Yesterday, both sides of Queensland politics ruled out the idea – and for very good reason.

They cannot do it anyway.

Reporting government claims the LNP would impose tolls that would add hundreds of dollars to the cost of travelling from Gympie to centres like Rockhampton and Brisbane, one media outlet made the important point that no state government has the power to impose tolls on a federal highway.

More significantly for motorists, neither side in federal politics wanted anything to do with the idea yesterday, except to try to blame each other for it.

Infrastructure Australia boss Michael Deegan suggested Australians needed to start thinking clearly about expensive infrastructure issues which could “threaten our prosperity and future”.

Mr Deegan said tolls on the Hume, Pacific and Bruce highways could generate vital funds.

“We recognise that’s controversial, but we also recognise that given the funding challenges across all governments, we need to consider other forms of payment,” Mr Deegan said.

“We are an advisory body, it’s up to governments to decide,” he said.

The Infrastructure Australia report noted Australia needed infrastructure and needed to think seriously about how to pay for it.

“As a country and a community, we are reluctant to increase government debt, (we) baulk at raising taxes to pay for better infrastructure and services, (we) are uncomfortable with the ‘user pays’ concept (for example, tolls) and are against selling poorly performing infrastructure assets that could be better managed by the private sector.

“Yet we are concerned about congestion.
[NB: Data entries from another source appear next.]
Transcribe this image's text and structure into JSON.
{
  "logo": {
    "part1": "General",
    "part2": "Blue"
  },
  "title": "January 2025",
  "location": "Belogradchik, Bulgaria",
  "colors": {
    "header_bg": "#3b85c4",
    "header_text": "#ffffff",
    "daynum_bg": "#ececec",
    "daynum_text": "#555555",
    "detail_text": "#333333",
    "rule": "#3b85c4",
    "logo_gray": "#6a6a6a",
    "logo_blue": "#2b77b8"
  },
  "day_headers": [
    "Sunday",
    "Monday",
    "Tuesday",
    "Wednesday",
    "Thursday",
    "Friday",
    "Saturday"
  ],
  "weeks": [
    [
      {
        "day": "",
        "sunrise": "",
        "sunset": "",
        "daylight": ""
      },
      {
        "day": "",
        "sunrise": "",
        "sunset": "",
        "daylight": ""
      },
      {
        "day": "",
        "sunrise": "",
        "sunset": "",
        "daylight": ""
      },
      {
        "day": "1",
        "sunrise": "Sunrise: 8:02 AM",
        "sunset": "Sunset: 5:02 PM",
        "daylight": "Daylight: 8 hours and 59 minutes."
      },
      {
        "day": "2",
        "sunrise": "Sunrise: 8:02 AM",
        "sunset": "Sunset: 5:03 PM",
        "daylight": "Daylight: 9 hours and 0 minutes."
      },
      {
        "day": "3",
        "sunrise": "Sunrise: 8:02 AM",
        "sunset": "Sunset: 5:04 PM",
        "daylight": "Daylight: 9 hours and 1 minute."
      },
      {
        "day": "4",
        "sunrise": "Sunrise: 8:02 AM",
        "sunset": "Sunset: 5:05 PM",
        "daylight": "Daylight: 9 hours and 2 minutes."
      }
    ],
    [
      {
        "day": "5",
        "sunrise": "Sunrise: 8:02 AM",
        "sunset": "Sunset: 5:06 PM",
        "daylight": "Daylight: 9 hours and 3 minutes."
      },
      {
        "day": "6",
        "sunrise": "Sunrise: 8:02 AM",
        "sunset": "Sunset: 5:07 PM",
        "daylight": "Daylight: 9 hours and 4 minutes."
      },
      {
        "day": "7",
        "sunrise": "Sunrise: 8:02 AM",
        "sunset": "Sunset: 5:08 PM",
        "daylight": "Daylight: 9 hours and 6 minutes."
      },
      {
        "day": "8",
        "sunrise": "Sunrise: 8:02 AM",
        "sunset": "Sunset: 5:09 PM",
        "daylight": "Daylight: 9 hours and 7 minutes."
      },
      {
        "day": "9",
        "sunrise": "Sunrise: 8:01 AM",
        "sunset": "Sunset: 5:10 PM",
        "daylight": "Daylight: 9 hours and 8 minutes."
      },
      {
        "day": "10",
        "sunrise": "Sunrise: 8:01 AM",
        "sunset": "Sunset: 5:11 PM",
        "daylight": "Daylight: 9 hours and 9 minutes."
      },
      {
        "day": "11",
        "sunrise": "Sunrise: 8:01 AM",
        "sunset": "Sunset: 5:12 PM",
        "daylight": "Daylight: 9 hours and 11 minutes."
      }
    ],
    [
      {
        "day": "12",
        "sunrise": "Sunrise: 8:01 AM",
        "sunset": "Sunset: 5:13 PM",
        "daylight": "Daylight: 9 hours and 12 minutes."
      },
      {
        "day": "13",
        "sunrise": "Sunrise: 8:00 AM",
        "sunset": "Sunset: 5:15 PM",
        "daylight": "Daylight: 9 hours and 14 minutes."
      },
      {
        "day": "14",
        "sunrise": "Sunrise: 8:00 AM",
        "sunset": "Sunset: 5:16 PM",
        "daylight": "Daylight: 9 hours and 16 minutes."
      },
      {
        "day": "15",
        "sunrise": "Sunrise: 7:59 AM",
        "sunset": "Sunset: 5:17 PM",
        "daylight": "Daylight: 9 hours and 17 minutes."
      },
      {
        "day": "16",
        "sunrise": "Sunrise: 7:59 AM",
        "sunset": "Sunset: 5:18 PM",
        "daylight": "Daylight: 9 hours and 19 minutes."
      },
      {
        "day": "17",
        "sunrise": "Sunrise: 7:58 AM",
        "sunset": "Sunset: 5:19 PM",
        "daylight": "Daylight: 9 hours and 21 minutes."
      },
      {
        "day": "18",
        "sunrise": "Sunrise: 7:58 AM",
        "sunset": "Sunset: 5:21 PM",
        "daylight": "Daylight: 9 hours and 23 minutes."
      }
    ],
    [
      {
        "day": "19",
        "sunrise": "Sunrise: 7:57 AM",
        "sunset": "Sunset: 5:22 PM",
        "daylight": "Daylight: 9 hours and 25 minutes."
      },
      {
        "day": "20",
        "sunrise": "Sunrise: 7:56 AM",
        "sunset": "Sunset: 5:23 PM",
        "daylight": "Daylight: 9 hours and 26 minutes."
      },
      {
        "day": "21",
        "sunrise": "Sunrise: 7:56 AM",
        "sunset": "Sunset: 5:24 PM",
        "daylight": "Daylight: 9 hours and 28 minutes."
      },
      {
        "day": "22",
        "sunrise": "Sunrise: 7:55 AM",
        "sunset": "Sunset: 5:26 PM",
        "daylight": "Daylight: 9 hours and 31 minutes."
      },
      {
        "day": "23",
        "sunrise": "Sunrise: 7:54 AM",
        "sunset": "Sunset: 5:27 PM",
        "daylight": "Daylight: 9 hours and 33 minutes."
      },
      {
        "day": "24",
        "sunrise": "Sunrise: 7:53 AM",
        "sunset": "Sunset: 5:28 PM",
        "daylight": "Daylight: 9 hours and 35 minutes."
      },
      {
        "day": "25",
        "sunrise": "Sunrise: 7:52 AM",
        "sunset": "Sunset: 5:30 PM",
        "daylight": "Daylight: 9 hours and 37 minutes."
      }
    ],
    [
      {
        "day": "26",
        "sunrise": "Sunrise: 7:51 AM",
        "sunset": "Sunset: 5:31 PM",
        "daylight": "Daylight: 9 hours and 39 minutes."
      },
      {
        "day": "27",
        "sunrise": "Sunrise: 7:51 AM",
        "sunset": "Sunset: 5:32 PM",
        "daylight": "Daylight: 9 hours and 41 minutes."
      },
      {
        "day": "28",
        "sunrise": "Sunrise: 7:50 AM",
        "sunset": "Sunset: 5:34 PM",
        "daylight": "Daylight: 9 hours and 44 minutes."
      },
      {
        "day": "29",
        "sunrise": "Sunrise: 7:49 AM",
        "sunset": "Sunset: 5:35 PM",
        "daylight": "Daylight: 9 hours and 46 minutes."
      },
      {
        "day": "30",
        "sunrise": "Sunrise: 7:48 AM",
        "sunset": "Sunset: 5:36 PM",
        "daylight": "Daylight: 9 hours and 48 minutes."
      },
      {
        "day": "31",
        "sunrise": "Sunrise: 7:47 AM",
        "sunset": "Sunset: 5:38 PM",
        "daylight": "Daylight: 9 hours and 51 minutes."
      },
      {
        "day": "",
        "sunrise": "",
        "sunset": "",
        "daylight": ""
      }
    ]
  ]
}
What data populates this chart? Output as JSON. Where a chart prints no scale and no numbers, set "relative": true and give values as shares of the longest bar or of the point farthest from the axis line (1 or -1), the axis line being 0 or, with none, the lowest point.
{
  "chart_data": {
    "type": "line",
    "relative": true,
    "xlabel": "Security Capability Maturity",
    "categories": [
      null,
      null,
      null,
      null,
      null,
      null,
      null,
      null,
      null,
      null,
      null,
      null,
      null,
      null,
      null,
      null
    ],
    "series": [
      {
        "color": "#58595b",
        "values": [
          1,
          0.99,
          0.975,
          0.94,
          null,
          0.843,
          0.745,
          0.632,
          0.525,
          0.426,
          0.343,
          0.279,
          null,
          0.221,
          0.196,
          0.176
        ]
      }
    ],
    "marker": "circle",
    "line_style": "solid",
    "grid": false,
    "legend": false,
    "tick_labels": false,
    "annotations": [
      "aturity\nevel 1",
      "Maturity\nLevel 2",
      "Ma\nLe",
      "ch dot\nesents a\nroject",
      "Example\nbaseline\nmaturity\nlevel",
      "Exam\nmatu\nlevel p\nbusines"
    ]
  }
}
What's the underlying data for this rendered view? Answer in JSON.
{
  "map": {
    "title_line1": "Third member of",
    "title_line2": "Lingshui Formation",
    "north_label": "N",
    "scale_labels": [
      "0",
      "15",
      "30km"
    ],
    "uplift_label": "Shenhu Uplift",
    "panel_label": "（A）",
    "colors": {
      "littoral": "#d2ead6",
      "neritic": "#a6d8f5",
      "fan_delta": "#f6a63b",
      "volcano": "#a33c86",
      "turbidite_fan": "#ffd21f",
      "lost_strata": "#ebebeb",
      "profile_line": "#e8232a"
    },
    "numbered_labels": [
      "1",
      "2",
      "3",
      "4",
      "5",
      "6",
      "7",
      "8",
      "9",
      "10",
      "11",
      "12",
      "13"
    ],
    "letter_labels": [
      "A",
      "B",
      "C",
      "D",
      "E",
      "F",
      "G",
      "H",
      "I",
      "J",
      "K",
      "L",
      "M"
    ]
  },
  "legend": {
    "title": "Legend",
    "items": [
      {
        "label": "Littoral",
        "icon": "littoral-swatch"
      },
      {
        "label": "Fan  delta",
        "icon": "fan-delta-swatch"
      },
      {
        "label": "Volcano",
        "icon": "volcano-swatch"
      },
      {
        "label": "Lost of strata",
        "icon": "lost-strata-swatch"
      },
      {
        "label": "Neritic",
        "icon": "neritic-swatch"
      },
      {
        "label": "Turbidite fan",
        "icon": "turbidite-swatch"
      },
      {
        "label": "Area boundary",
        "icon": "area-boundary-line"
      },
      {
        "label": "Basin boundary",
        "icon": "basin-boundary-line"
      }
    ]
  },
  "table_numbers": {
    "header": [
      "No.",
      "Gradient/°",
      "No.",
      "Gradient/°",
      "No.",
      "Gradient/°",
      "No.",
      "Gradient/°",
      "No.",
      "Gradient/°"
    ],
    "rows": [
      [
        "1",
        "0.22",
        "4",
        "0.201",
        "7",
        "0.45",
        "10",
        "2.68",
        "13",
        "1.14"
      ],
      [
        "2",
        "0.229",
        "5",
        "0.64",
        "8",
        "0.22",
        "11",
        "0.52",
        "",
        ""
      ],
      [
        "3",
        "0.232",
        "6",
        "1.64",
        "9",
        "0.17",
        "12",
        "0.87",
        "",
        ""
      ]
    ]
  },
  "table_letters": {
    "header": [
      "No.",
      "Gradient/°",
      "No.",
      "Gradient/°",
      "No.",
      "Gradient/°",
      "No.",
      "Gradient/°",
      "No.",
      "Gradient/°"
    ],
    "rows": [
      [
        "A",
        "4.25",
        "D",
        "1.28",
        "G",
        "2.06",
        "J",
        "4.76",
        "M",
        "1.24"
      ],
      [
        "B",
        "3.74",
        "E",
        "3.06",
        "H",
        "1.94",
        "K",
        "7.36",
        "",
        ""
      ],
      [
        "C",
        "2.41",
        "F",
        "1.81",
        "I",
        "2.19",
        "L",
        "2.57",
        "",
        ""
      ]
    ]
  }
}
There is a profound disconnect here,” he said.

Yesterday’s flurry of finger-pointing included Main Roads Minister Craig Wallace, Shadow Infrastructure Minister Jeff Seeney, Gympie MP David Gibson, federal Treasurer Wayne Swan and Gympie’s Wide Bay federal MP Warren Truss.

The debate has been under way since Friday when Mr Wallace claimed the LNP would charge motorists $457 to drive to Mackay and $380 to go to Brisbane.

Mr Seeney said he had made a media statement that private interests might be interested in investing in highway infrastructure, but that he was opposed to the idea.

Mr Swan said the tolls were a ridiculous idea,” a description supported by both sides of politics at federal and state level yesterday, although that was about all they agreed on.

Mr Gibson said he feared Mr Wallace’s statements showed he had done some costings on tolls and may support them.